As a bar order litigant, plaintiff may submit only three IFP applications and proposed actions each year. See In re John Robert Demos, MC91-269-CRD (W.D. Wash. Jan. 16, 1992); In re Complaints and Petitions Submitted by John Robert Demos (W.D. Wash. Dec. 15, 1982). Furthermore, under 28 U.S.C. § 1915(g), plaintiff must demonstrate “imminent danger of serious physical injury” to proceed IFP because he has had numerous prior actions dismissed as frivolous, malicious, or for failure to state claim. See Demos v. Lehman, MC99-113-JLW (W.D. Wash. Aug. 23, 1999).
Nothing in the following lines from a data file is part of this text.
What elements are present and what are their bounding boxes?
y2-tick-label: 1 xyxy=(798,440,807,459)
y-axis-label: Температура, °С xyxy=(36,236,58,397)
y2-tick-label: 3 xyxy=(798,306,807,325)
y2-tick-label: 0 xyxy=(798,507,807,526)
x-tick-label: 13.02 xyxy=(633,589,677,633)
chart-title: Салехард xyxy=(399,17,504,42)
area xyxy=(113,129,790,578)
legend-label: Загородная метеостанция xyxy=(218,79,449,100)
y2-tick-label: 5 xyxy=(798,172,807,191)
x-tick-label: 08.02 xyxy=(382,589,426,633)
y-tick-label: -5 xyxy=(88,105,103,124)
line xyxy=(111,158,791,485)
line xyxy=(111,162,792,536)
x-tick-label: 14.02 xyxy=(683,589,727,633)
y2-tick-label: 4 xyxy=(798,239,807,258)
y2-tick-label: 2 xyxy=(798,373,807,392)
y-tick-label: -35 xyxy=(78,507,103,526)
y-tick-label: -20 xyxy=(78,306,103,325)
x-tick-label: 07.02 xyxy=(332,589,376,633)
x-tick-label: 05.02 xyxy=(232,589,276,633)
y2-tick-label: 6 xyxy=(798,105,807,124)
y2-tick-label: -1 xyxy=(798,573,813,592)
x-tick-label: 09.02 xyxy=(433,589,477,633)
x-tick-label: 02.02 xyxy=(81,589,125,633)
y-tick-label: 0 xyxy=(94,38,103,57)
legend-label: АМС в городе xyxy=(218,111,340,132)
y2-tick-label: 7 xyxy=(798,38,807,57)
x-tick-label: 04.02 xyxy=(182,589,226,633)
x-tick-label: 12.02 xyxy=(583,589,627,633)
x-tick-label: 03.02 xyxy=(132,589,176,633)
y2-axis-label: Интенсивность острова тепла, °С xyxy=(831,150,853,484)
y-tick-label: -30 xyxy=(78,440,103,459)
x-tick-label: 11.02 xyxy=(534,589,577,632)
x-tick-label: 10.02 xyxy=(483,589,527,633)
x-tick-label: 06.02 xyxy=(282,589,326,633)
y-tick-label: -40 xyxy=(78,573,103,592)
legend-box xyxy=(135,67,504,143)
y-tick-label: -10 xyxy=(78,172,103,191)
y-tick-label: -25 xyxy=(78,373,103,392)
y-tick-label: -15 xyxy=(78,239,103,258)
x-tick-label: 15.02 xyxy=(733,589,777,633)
Plaintiff may not proceed with this action. Because plaintiff has had more than three prior actions dismissed as frivolous, malicious, or for failure to state a claim, he may not proceed in formal pauperis unless he alleges that he is in “imminent danger of serious physical injury.” 28 U.S.C. § 1915(g); Demos, MC99-113-JLW. Plaintiffs proposed complaint does not contain “a plausible allegation that [he] faced imminent danger of serious physical injury at the time of filing.” Andrews v. Cervantes, 493 F.3d 1047 (9th Cir. 2007) (internal citations omitted). Plaintiff in no way connects the defendants to imminent physical harm and does not allege with any specificity the kind of harm he has suffered in prison, omitting any dates, places, or individuals involved. More importantly, defendants in this matter-all judges or nonjudicial officers performing acts related to the judicial process-are afforded absolute or quasi-judicial immunity for plaintiffs complaints that his lawsuit should not have been transferred out-ofdistrict and no vexatious litigant order should have been enforced against him. See Forrester v. White, 484 U.S. 219, 225 (1988); In re Castillo, 297 F.3d 940, 947 (9th Cir. 2002). Plaintiffs proposed complaint is therefore frivolous.
The Court recommends DENYING plaintiff IFP status and DISMISSING the proposed complaint, Dkt. 1, with prejudice in accordance with 28 U.S.C. § 1915(e)(2)(B) & (g) and standing bar orders. See In re John Robert Demos, MC91-269-CRD (W.D. Wash. Jan. 16, 1992); In re Complaints and Petitions Submitted by John Robert Demos (W.D. Wash. Dec. 15, 1982). A proposed Order is attached.
The Clerk should note the matter for March 3, 2023, as ready for the District Judge's immediate consideration.